Como consecuencia de esta mejor formación a cirujanos y a médicos que ejercieron como tal, se consiguieron una serie de hitos tales como la primera monografía sobre Medicina legal, de Juan Fragoso, los estudios sobre neurocirugía de Andrés Alcázar, el primer tratado de Urología de Francisco Díaz de Alcalá, otro estudio novedoso sobre la Sífilis de Juan Calvo, el inicio del tratamiento de datos estadísticos hospitalarios de Bartolomé Hidalgo de Agüero, el desarrollo de las piezas ortopédicas gracias a Francisco de Arceo y, como muy sobresaliente, toda la obra del gran cirujano Dionisio Daza Chacón sobre el tratamiento de heridas, en su época mejor valorada que la del francés Ambroise Paré. Para más información pueden consultar las publicaciones de Alfredo Moreno-Egea, que aporta todos estos datos y más.
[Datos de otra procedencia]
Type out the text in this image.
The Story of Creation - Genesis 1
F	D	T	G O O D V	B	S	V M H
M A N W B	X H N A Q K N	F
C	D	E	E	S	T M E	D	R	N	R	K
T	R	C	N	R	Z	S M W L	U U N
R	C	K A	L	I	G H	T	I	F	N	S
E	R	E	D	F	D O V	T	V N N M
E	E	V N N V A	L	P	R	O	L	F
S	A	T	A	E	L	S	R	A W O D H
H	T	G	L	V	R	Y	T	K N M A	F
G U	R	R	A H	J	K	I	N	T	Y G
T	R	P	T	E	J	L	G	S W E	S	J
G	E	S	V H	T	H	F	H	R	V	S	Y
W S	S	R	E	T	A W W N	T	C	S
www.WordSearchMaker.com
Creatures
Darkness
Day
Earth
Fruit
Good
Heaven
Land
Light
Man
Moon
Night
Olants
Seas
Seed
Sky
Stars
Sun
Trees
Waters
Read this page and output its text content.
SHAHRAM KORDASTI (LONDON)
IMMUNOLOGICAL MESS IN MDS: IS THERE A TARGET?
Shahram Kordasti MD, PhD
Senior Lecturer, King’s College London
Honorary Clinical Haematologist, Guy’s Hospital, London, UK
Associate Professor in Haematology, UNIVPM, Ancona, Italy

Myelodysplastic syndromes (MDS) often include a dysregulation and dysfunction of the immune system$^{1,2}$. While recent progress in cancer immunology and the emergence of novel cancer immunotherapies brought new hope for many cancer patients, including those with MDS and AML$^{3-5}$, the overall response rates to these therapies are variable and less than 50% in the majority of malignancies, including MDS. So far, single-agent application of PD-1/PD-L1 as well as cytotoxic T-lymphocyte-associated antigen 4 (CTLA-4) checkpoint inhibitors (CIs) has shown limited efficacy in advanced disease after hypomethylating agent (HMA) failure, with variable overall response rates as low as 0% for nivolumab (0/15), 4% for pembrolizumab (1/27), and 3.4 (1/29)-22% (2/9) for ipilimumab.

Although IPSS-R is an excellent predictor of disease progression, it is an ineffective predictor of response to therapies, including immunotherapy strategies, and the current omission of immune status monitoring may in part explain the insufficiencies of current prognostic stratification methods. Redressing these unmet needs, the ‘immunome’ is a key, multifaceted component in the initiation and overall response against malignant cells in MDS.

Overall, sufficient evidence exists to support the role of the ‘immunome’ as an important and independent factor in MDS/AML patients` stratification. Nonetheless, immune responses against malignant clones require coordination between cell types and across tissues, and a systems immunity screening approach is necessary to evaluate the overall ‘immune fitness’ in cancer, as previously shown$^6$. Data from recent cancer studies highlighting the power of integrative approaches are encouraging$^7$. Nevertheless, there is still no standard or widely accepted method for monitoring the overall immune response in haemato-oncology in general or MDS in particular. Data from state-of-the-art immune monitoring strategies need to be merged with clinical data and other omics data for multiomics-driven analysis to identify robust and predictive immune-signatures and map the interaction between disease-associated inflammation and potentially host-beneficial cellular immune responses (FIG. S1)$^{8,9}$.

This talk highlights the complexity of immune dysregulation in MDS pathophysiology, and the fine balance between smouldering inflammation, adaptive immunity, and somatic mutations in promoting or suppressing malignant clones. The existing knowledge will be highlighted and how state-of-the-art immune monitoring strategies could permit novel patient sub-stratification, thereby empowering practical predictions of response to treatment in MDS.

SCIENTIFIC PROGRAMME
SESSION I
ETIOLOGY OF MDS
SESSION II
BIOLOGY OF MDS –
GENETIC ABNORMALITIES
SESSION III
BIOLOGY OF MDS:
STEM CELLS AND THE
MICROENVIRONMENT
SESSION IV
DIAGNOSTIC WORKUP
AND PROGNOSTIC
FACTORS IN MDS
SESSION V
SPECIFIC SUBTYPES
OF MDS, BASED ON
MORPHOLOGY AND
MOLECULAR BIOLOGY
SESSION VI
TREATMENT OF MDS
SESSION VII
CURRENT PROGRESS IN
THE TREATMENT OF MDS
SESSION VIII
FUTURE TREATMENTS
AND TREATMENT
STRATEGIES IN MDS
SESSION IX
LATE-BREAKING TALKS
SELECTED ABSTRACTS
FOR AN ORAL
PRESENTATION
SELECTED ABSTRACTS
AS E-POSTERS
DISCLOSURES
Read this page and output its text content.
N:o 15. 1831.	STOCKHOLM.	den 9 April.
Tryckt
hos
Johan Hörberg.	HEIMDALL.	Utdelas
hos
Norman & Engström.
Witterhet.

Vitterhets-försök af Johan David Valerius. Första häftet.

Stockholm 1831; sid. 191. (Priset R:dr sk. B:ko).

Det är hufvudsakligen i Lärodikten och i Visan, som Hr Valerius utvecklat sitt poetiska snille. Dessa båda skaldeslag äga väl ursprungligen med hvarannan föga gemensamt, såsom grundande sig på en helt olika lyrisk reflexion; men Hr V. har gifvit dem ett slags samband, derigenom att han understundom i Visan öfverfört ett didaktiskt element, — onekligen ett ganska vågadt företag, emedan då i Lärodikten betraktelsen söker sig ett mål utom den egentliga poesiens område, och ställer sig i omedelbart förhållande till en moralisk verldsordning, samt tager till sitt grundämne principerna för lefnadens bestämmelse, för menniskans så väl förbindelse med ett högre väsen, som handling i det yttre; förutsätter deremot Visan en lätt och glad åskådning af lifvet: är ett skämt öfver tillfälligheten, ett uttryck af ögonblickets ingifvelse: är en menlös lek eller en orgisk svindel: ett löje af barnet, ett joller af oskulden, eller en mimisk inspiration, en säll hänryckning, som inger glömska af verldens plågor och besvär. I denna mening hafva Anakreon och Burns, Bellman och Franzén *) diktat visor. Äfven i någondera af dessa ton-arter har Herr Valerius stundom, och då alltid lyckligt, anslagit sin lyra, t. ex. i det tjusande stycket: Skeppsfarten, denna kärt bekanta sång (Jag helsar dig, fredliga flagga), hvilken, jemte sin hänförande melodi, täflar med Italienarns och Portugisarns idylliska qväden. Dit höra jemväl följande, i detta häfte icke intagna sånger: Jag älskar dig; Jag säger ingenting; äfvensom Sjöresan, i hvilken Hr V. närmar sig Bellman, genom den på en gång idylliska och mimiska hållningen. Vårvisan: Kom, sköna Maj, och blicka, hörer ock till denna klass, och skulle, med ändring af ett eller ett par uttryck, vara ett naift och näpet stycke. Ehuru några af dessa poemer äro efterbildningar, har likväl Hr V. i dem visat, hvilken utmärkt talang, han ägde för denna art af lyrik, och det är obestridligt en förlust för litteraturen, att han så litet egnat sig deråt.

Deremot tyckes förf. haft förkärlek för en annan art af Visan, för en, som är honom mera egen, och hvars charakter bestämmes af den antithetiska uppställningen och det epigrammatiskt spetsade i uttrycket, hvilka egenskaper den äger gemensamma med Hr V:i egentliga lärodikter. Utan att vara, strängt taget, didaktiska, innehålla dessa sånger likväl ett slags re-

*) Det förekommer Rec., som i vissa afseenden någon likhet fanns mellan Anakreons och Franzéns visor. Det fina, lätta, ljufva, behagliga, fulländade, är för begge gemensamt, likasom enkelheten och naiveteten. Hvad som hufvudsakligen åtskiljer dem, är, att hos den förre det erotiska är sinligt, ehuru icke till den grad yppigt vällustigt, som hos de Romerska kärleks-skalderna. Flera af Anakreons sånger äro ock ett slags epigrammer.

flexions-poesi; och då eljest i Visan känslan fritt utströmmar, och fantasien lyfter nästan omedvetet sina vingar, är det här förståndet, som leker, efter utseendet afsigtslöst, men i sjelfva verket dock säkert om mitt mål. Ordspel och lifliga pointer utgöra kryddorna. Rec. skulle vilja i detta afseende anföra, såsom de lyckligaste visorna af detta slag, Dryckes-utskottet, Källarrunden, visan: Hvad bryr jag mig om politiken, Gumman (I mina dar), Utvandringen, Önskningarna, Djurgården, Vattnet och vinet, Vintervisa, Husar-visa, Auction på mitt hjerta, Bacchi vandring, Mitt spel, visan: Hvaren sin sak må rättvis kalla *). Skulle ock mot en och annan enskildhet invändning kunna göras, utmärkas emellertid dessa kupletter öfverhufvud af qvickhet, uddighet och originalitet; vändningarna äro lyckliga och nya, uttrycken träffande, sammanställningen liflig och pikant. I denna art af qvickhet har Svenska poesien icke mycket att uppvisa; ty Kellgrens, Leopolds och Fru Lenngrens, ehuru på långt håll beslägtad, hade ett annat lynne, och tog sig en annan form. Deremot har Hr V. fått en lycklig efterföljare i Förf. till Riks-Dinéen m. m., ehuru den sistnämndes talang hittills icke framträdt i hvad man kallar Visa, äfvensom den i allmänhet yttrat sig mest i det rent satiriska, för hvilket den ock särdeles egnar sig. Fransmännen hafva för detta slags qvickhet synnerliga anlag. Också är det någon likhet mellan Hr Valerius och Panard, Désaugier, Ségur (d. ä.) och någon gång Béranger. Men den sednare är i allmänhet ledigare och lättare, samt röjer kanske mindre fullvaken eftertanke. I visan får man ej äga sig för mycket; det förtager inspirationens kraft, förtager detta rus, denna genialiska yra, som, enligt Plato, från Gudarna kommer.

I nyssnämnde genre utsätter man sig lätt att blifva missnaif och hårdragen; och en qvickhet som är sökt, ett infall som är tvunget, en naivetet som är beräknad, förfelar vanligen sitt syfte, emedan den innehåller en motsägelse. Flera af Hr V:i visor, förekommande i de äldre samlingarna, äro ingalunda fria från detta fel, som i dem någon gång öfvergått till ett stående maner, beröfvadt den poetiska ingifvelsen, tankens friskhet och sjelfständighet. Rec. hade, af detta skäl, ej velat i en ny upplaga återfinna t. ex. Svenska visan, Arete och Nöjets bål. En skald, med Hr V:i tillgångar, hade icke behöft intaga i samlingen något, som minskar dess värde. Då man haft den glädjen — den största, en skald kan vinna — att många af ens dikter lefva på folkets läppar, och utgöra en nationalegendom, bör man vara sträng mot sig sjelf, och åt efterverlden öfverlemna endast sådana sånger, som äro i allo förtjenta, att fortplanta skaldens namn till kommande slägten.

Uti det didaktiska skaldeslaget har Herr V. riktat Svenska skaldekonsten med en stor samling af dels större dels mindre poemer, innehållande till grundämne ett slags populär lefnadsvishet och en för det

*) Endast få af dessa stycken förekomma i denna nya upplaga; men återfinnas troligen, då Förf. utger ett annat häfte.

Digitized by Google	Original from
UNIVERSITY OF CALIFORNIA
Así pues, a mediados de siglo incluso los estudios de medicina se habían renovado profundamente. En una fecha tan temprana como 1563, una disposición determinó que para ser médico en los reinos de España se cumpliese lo siguiente (A. de Francisco Zea): Que antes de poder cursar Medicina el interesado hubiera cursado en “Artes” en una universidad “aprobada”; por tanto, que tuviese estudios y formación previa. Que luego afrontase una formación de 4 años aprobando año a año para convertirse en bachiller. Pero que una vez conseguido el título no pudieran “curar” en dos años, sino ejercer bajo la supervisión de médicos “aprobados”, no pudiendo en ningún caso realizar esas prácticas sin antes obtener la cualificación citada. En definitiva, como se puede apreciar, ya se había diseñado una formación bastante parecida a la actual.
No debemos olvidar, así mismo, que algunos de los citados ofrecieron sus servicios en centros de caridad, como el hospital del Monasterio de Guadalupe, que terminó por convertirse en todo un referente en materia de Cirugía. Otros como Chacón ejercieron su oficio en el ejército. Pero, además, todos fueron grandes humanistas que nos legaron obras de botánica, libros de viajes y de un sinfín de materias, que igualmente enriquecieron el alma de los europeos y no sólo preservaron su cuerpo.
No podría culminar este artículo sin citar el caso asombroso de “Elena o Eleno de Céspedes”, sobre quien publicaron hace unos pocos años los autores Ignacio Ruiz Rodríguez y Alexander Hernández Delgado. Se trata de una mujer que nació en Alhama de Granada a causa de la violación de una esclava negra, siendo por tanto mulata. Obligada a casarse con un albañil, tras el nacimiento de su hijo, abandonó a su marido, dejó al recién nacido con su madre y se hizo al mundo. Ejerció como sastre, oficio que había aprendido como mujer y siendo de condición transexual, primer caso documentado en España, acudió vestido de hombre como militar a la guerra de las Alpujarras. Terminó en Madrid, donde aprendió el oficio de cirujano y aprobó dos cursos para poder ejercer, granjeándose gran fama (es evocada en el Quijote por Cervantes) y porvenir, llegando a servir en la Corte de Felipe II. Sin embargo, su promiscuidad no pasó desapercibida, dicen de ella que tentaba a solteras, casadas y viudas, y su matrimonio con María del Cano fue suficiente para que el Santo Oficio se ocupara de ella y le abriera un proceso. Al igual que huyó de la esclavitud lo hizo de la Inquisición, y algunos creen haber documentado su presencia posterior en Perú.
Sirva esta anécdota para culminar un breve esbozo de un momento maravilloso de nuestro pasado, así como para honrar y recuperar el recuerdo de todos ellos, sin excepción, grandes personajes también de la Historia de la Medicina universal.